É verdade que não vemos em lugar algum demolirem todas os edifícios de
uma cidade, com o exclusivo propósito de reconstruí-los de outra maneira, e de
tornar assim suas ruas mais belas; mas vê-se na realidade que muitos derrubam
suas casas para reconstruí-las, sendo ainda por vezes obrigados a fazê -lo, quando
elas correm o risco de cair por si próprias, por seus alicerces não se encontrarem
muito firmes. A exemplo disso, convenci-me de que não seria razoável que um
particular tencionasse reformar um Estado, mudando-o em tudo desde os
alicerces e derrubando-o para em seguida reerguê-lo; nem tampouco reformar o
corpo das ciências ou a ordem estabelecida nas escolas para ensiná-las; mas que,
a respeito de todas as opiniões que até então acolhera em meu crédito, o melhor
a fazer seria dispor-me, de uma vez para sempre, a retirar-lhes essa confiança,
para substitui-las em seguida ou por outras melhores, ou então pelas mesmas,
após havê-las ajustado ao nível da razão.
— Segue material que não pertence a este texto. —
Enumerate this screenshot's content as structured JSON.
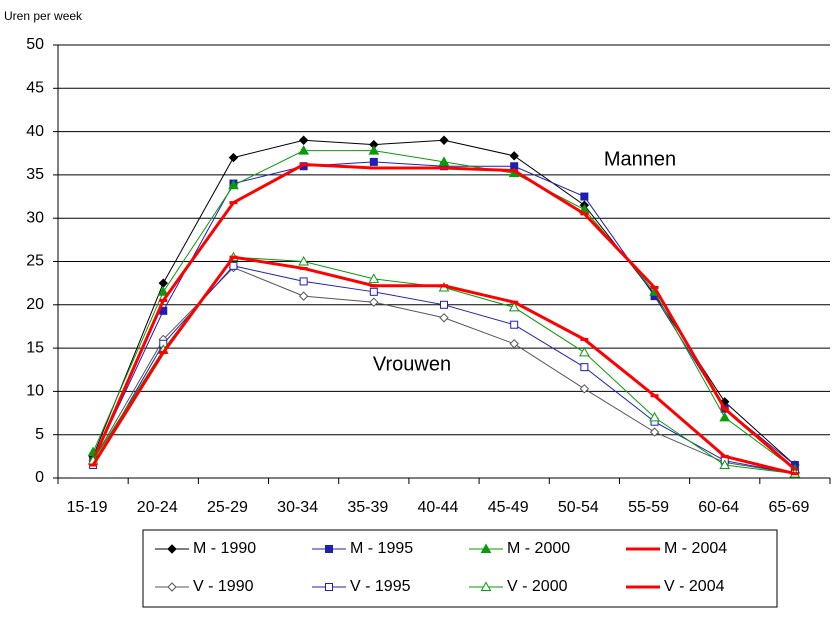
{
  "chart_data": {
    "type": "line",
    "y_label": "Uren per week",
    "annotations": [
      "Mannen",
      "Vrouwen"
    ],
    "categories": [
      "15-19",
      "20-24",
      "25-29",
      "30-34",
      "35-39",
      "40-44",
      "45-49",
      "50-54",
      "55-59",
      "60-64",
      "65-69"
    ],
    "ylim": [
      0,
      50
    ],
    "yticks": [
      0,
      5,
      10,
      15,
      20,
      25,
      30,
      35,
      40,
      45,
      50
    ],
    "grid": true,
    "legend": "bottom",
    "series": [
      {
        "name": "M - 1990",
        "color": "#000000",
        "marker": "diamond",
        "hollow": false,
        "line_width": 1,
        "values": [
          2.5,
          22.5,
          37,
          39,
          38.5,
          39,
          37.2,
          31.5,
          21.2,
          8.8,
          1.5
        ]
      },
      {
        "name": "M - 1995",
        "color": "#1f1fb4",
        "marker": "square",
        "hollow": false,
        "line_width": 1,
        "values": [
          2,
          19.3,
          34,
          36,
          36.5,
          36,
          36,
          32.5,
          21,
          8,
          1.5
        ]
      },
      {
        "name": "M - 2000",
        "color": "#0a9a0a",
        "marker": "triangle",
        "hollow": false,
        "line_width": 1,
        "values": [
          3,
          21.5,
          33.8,
          37.8,
          37.8,
          36.5,
          35.2,
          31,
          21.5,
          7,
          1
        ]
      },
      {
        "name": "M - 2004",
        "color": "#ff0000",
        "marker": "dash",
        "hollow": false,
        "line_width": 3,
        "values": [
          2,
          20.5,
          31.8,
          36.2,
          35.8,
          35.8,
          35.5,
          30.5,
          22,
          8,
          1
        ]
      },
      {
        "name": "V - 1990",
        "color": "#555555",
        "marker": "diamond",
        "hollow": true,
        "line_width": 1,
        "values": [
          2,
          16,
          24.3,
          21,
          20.3,
          18.5,
          15.5,
          10.3,
          5.3,
          1.8,
          0.5
        ]
      },
      {
        "name": "V - 1995",
        "color": "#1f1fb4",
        "marker": "square",
        "hollow": true,
        "line_width": 1,
        "values": [
          1.5,
          15.5,
          24.5,
          22.7,
          21.5,
          20,
          17.7,
          12.8,
          6.5,
          2,
          0.5
        ]
      },
      {
        "name": "V - 2000",
        "color": "#0a9a0a",
        "marker": "triangle",
        "hollow": true,
        "line_width": 1,
        "values": [
          2,
          14.8,
          25.5,
          25,
          23,
          22,
          19.7,
          14.5,
          7,
          1.5,
          0.5
        ]
      },
      {
        "name": "V - 2004",
        "color": "#ff0000",
        "marker": "dash",
        "hollow": true,
        "line_width": 3,
        "values": [
          1.5,
          14.5,
          25.5,
          24.2,
          22.2,
          22.2,
          20.3,
          16,
          9.5,
          2.5,
          0.5
        ]
      }
    ]
  }
}
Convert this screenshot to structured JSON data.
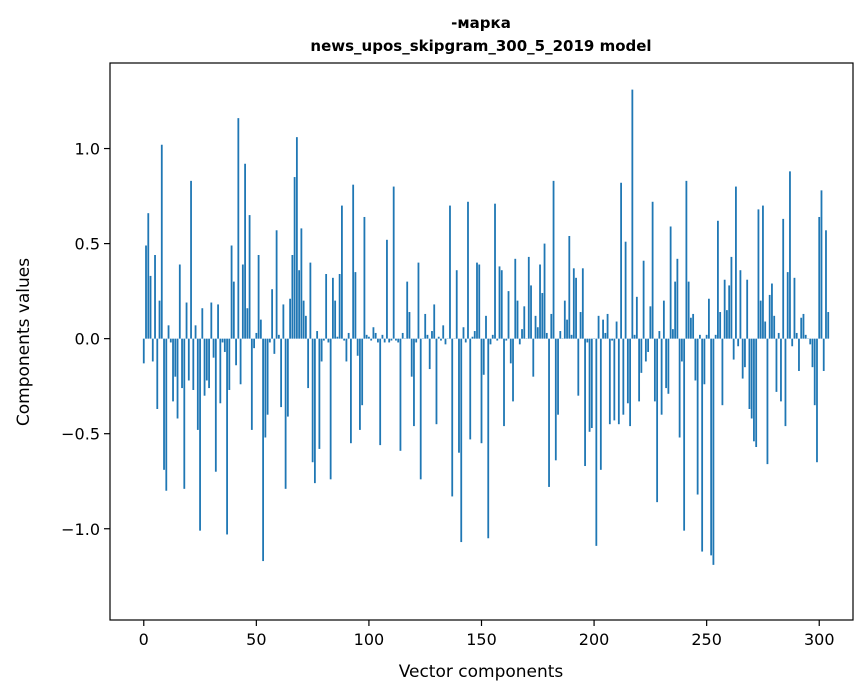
{
  "chart_data": {
    "type": "bar",
    "title_line1": "-марка",
    "title_line2": "news_upos_skipgram_300_5_2019 model",
    "xlabel": "Vector components",
    "ylabel": "Components values",
    "xlim": [
      -15,
      315
    ],
    "ylim": [
      -1.48,
      1.45
    ],
    "xticks": [
      0,
      50,
      100,
      150,
      200,
      250,
      300
    ],
    "xtick_labels": [
      "0",
      "50",
      "100",
      "150",
      "200",
      "250",
      "300"
    ],
    "yticks": [
      -1.0,
      -0.5,
      0.0,
      0.5,
      1.0
    ],
    "ytick_labels": [
      "−1.0",
      "−0.5",
      "0.0",
      "0.5",
      "1.0"
    ],
    "bar_color": "#1f77b4",
    "values": [
      -0.13,
      0.49,
      0.66,
      0.33,
      -0.12,
      0.44,
      -0.37,
      0.2,
      1.02,
      -0.69,
      -0.8,
      0.07,
      -0.02,
      -0.33,
      -0.2,
      -0.42,
      0.39,
      -0.26,
      -0.79,
      0.19,
      -0.22,
      0.83,
      -0.27,
      0.07,
      -0.48,
      -1.01,
      0.16,
      -0.3,
      -0.22,
      -0.26,
      0.19,
      -0.1,
      -0.7,
      0.18,
      -0.34,
      -0.02,
      -0.07,
      -1.03,
      -0.27,
      0.49,
      0.3,
      -0.14,
      1.16,
      -0.24,
      0.39,
      0.92,
      0.16,
      0.65,
      -0.48,
      -0.05,
      0.03,
      0.44,
      0.1,
      -1.17,
      -0.52,
      -0.4,
      -0.02,
      0.26,
      -0.08,
      0.57,
      0.02,
      -0.36,
      0.18,
      -0.79,
      -0.41,
      0.21,
      0.44,
      0.85,
      1.06,
      0.36,
      0.58,
      0.2,
      0.12,
      -0.26,
      0.4,
      -0.65,
      -0.76,
      0.04,
      -0.58,
      -0.12,
      -0.01,
      0.34,
      -0.02,
      -0.74,
      0.32,
      0.2,
      0.01,
      0.34,
      0.7,
      -0.01,
      -0.12,
      0.03,
      -0.55,
      0.81,
      0.35,
      -0.09,
      -0.48,
      -0.35,
      0.64,
      0.02,
      0.01,
      -0.01,
      0.06,
      0.03,
      -0.02,
      -0.56,
      0.02,
      -0.02,
      0.52,
      -0.02,
      -0.01,
      0.8,
      -0.01,
      -0.02,
      -0.59,
      0.03,
      0.0,
      0.3,
      0.14,
      -0.2,
      -0.46,
      -0.02,
      0.4,
      -0.74,
      0.0,
      0.13,
      0.02,
      -0.16,
      0.04,
      0.18,
      -0.45,
      0.01,
      -0.01,
      0.07,
      -0.03,
      0.0,
      0.7,
      -0.83,
      0.0,
      0.36,
      -0.6,
      -1.07,
      0.06,
      -0.02,
      0.72,
      -0.53,
      0.01,
      0.04,
      0.4,
      0.39,
      -0.55,
      -0.19,
      0.12,
      -1.05,
      -0.03,
      0.02,
      0.71,
      -0.01,
      0.38,
      0.36,
      -0.46,
      -0.01,
      0.25,
      -0.13,
      -0.33,
      0.42,
      0.2,
      -0.03,
      0.05,
      0.17,
      0.0,
      0.43,
      0.28,
      -0.2,
      0.12,
      0.06,
      0.39,
      0.24,
      0.5,
      0.03,
      -0.78,
      0.13,
      0.83,
      -0.64,
      -0.4,
      0.04,
      0.0,
      0.2,
      0.1,
      0.54,
      0.02,
      0.37,
      0.32,
      -0.3,
      0.14,
      0.37,
      -0.67,
      -0.02,
      -0.49,
      -0.47,
      0.0,
      -1.09,
      0.12,
      -0.69,
      0.1,
      0.03,
      0.13,
      -0.45,
      -0.01,
      -0.43,
      0.09,
      -0.45,
      0.82,
      -0.4,
      0.51,
      -0.34,
      -0.46,
      1.31,
      0.02,
      0.22,
      -0.33,
      -0.18,
      0.41,
      -0.12,
      -0.07,
      0.17,
      0.72,
      -0.33,
      -0.86,
      0.04,
      -0.4,
      0.2,
      -0.26,
      -0.29,
      0.59,
      0.05,
      0.3,
      0.42,
      -0.52,
      -0.12,
      -1.01,
      0.83,
      0.3,
      0.11,
      0.13,
      -0.22,
      -0.82,
      0.02,
      -1.12,
      -0.24,
      0.02,
      0.21,
      -1.14,
      -1.19,
      0.02,
      0.62,
      0.14,
      -0.35,
      0.31,
      0.15,
      0.28,
      0.43,
      -0.11,
      0.8,
      -0.04,
      0.36,
      -0.21,
      -0.15,
      0.31,
      -0.37,
      -0.42,
      -0.54,
      -0.57,
      0.68,
      0.2,
      0.7,
      0.09,
      -0.66,
      0.23,
      0.29,
      0.12,
      -0.28,
      0.03,
      -0.33,
      0.63,
      -0.46,
      0.35,
      0.88,
      -0.04,
      0.32,
      0.03,
      -0.17,
      0.11,
      0.13,
      0.02,
      0.0,
      -0.03,
      -0.15,
      -0.35,
      -0.65,
      0.64,
      0.78,
      -0.17,
      0.57,
      0.14
    ]
  }
}
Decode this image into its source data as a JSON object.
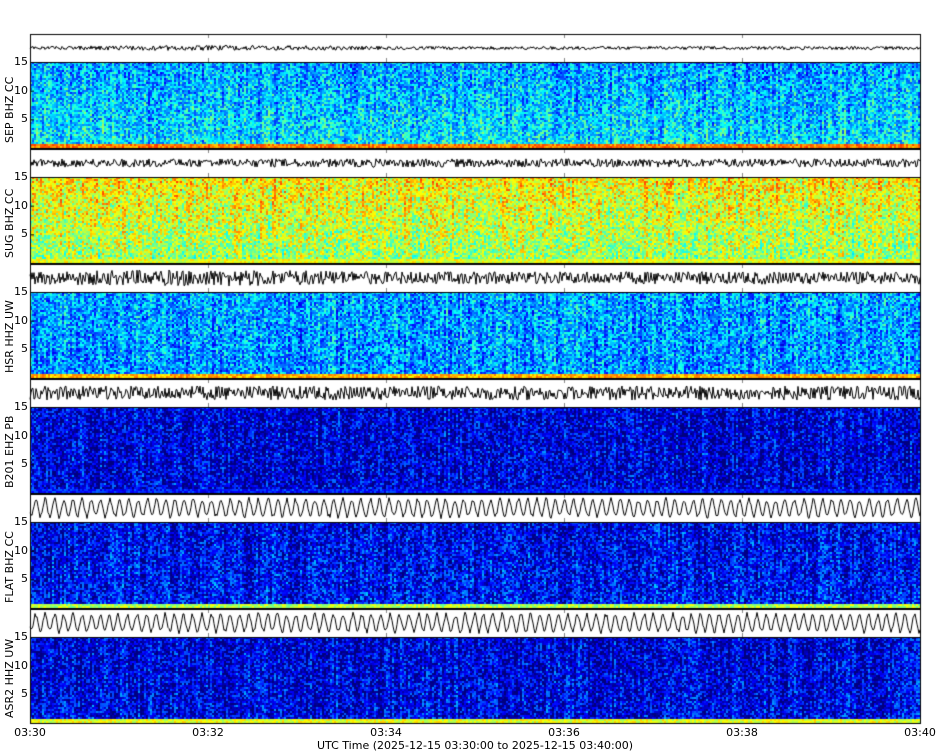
{
  "chart_data": {
    "type": "heatmap",
    "subtype": "spectrogram-with-waveform",
    "xlabel": "UTC Time (2025-12-15 03:30:00 to 2025-12-15 03:40:00)",
    "x_range": [
      "03:30",
      "03:40"
    ],
    "x_ticks": [
      "03:30",
      "03:32",
      "03:34",
      "03:36",
      "03:38",
      "03:40"
    ],
    "ylim": [
      0,
      15
    ],
    "y_ticks": [
      "5",
      "10",
      "15"
    ],
    "colormap": "jet",
    "stations": [
      {
        "label": "SEP BHZ CC",
        "mean_level": 0.36,
        "top_boost": -0.08,
        "bottom_strip": 0.75,
        "wave_amp": 0.12,
        "wave_type": "noise",
        "wave_burst": 0.55
      },
      {
        "label": "SUG BHZ CC",
        "mean_level": 0.52,
        "top_boost": 0.12,
        "bottom_strip": 0.6,
        "wave_amp": 0.3,
        "wave_type": "noise",
        "wave_burst": 0
      },
      {
        "label": "HSR HHZ UW",
        "mean_level": 0.27,
        "top_boost": 0.02,
        "bottom_strip": 0.7,
        "wave_amp": 0.45,
        "wave_type": "noise",
        "wave_burst": 0.3
      },
      {
        "label": "B201 EHZ PB",
        "mean_level": 0.09,
        "top_boost": 0,
        "bottom_strip": 0.15,
        "wave_amp": 0.5,
        "wave_type": "noise",
        "wave_burst": 0
      },
      {
        "label": "FLAT BHZ CC",
        "mean_level": 0.14,
        "top_boost": -0.03,
        "bottom_strip": 0.55,
        "wave_amp": 0.7,
        "wave_type": "oscillation",
        "wave_burst": 0
      },
      {
        "label": "ASR2 HHZ UW",
        "mean_level": 0.11,
        "top_boost": -0.02,
        "bottom_strip": 0.6,
        "wave_amp": 0.7,
        "wave_type": "oscillation",
        "wave_burst": 0
      }
    ]
  }
}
E acreditei com firmeza em que, por
este meio, conseguiria conduzir minha vida muito melhor do que se a construísse
apenas sobre velhos alicerces e me apoiasse tão-somente sobre princípios a
respeito dos quais me deixara convencer em minha juventude, sem ter nunca
analisado se eram verdadeiros. Pois, embora percebesse nesse mister várias
dificuldades, não eram contudo insuperáveis, nem comparáveis às que se
encontram na reforma das menores coisas relativas ao público. Esses grandes
corpos são demasiado difíceis de reerguer quando abatidos, ou mesmo de escorar
quando abalados, e suas quedas não podem deixar de ser muito violentas. Pois, a
respeito de suas imperfeições, se as possuem, como a simples diversidade que há
entre eles basta para assegurar que as possuem em grande número, o uso sem
dúvida as suavizou, e até mesmo evitou e corrigiu insensivelmente uma grande
quantidade às quais não se poderia tão bem remediar por prudência. E, por fim,
são quase sempre mais suportáveis do que o seria a sua mudança; da mesma
forma que os grandes caminhos, que serpenteiam entre montanhas, se tornam
pouco a pouco tão batidos e tão cômodos, a poder de serem frequentados, que é
preferível segui-los a tentar ir mais reto, escalando os rochedos e descendo até o
fundo dos precipícios.
Aqui está o motivo pelo qual eu não poderia de maneira alguma aprovar
esses temperamentos perturbadores e inquietos que, não sendo chamados, nem
pelo nascimento, nem pela fortuna, à administração dos negócios públicos, não
deixam de neles realizar sempre, em teoria, alguma nova reforma. E se eu
pensasse haver neste escrito a menor coisa que pudesse tornar-me suspeito de tal
loucura, ficaria muito pesaroso de ter concordado em publicá-lo. Jamais o meu
objetivo foi além de procurar reformar meus próprios pensamentos e construir
num terreno que é todo meu. De maneira que, se, tendo minha obra me agradado
bastante, eu vos mostro aqui o seu modelo, nem por isso desejo aconselhar
alguém a imitá-lo. Aqueles a quem Deus melhor distribuiu suas graças
alimentarão talvez propósitos mais elevados; mas receio bastante que este já seja
por demais temerário para muitos. A mera decisão de se desfazer de todas as
opiniões a que se deu antes crédito não é um exemplo que cada um deva seguir;
e o mundo compõe-se quase só de duas espécies de espíritos, aos quais ele não
convém de maneira alguma. A saber, daqueles que, julgando-se mais hábeis do
que realmente são, não podem impedir-se de precipitar seus juízos, nem ter
suficiente paciência para conduzir ordenadamente todos os seus pensamentos:
disso decorre que, se tivessem tomado uma vez a liberdade de duvidar dos
princípios que aceitaram e de se desviar do caminho comum, jamais poderiam
ater-se à trilha que é necessário tomar para ir mais direito, e permaneceriam
perdidos ao longo de toda a existência; depois, daqueles que, tendo bastante
razão, ou modéstia, para considerar-se menos capazes de diferenciar o
verdadeiro do falso do que alguns outros, pelos quais podem ser instruídos,
devem antes ficar satisfeitos em seguir as opiniões desses outros, do que
esforçar-se por achar por si mesmos outras melhores.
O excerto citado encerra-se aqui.